Смирение перед неизбежностью конца отнюдь не подготовило его к такой страшной катастрофе. Жуковский поймал себя на том, что он и не верит в возможность своей гибели, и все же смертельная опасность была уже здесь, в его горнице — одно только мокрое окно с поваленным цветочным горшком на подоконнике могло обещать спасение… Жуковский придвинул еще один стул и перебрался через горницу к подоконнику — благо невысоко, — потом выбрался наружу. Мокрый по пояс, он добрел вверх по улице до ближайшего трактира, где ему дали обсушиться. Опасность миновала, но он взглянул нынче в глаза смерти и знал, что она не отменена вовсе, а только отсрочена…

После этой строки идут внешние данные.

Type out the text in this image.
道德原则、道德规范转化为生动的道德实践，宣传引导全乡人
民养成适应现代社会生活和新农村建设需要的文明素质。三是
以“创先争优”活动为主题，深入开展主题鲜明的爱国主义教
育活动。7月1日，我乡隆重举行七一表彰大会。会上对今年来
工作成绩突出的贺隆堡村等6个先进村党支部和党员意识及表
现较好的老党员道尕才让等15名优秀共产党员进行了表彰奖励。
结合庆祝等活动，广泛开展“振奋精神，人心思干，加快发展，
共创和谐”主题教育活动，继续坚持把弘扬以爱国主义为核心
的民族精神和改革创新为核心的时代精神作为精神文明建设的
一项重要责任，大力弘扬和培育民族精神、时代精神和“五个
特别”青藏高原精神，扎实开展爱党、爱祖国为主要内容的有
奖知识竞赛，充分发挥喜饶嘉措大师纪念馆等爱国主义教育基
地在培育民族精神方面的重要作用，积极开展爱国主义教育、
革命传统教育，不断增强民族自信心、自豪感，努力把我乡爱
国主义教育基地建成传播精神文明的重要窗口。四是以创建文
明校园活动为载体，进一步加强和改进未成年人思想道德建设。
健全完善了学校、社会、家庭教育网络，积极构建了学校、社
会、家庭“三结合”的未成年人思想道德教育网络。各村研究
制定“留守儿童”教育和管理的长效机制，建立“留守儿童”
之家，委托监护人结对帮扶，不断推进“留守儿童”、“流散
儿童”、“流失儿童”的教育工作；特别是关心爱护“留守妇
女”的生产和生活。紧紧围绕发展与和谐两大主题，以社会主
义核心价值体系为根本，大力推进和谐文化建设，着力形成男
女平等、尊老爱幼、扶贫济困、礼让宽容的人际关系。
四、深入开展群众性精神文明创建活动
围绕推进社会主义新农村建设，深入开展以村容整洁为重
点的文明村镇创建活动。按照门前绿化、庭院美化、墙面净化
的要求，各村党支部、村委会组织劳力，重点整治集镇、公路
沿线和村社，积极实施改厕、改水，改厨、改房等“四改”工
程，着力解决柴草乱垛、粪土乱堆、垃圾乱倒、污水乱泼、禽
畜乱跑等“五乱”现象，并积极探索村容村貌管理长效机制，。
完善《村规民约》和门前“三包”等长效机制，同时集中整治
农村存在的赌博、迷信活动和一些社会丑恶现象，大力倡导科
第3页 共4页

Весь день ходил он под впечатлением ночного происшествия и своего спасения, размышляя, к чему это было все — и угроза гибели, и спасение — и как теперь, после этого, ему должно жить. Потом успокоился, однако не окончательно, и еще долго просыпался ночью или оглядывался вкруг себя днем — как наяву видел плавающий промокнувший листок бумаги и туфлю, чуял близко подступившую гибель у края сна и пробуждения, отдергивал руку, обожженную мокрым холодом.
В части практической это обернулось необходимостью переезда на другую квартиру, потому что прежняя горница его была загублена водонашествием и нуждалась в ремонте, — хлопоты о переезде поглотили целых два дня, по необходимости прерываемые лечением и неотложными делами.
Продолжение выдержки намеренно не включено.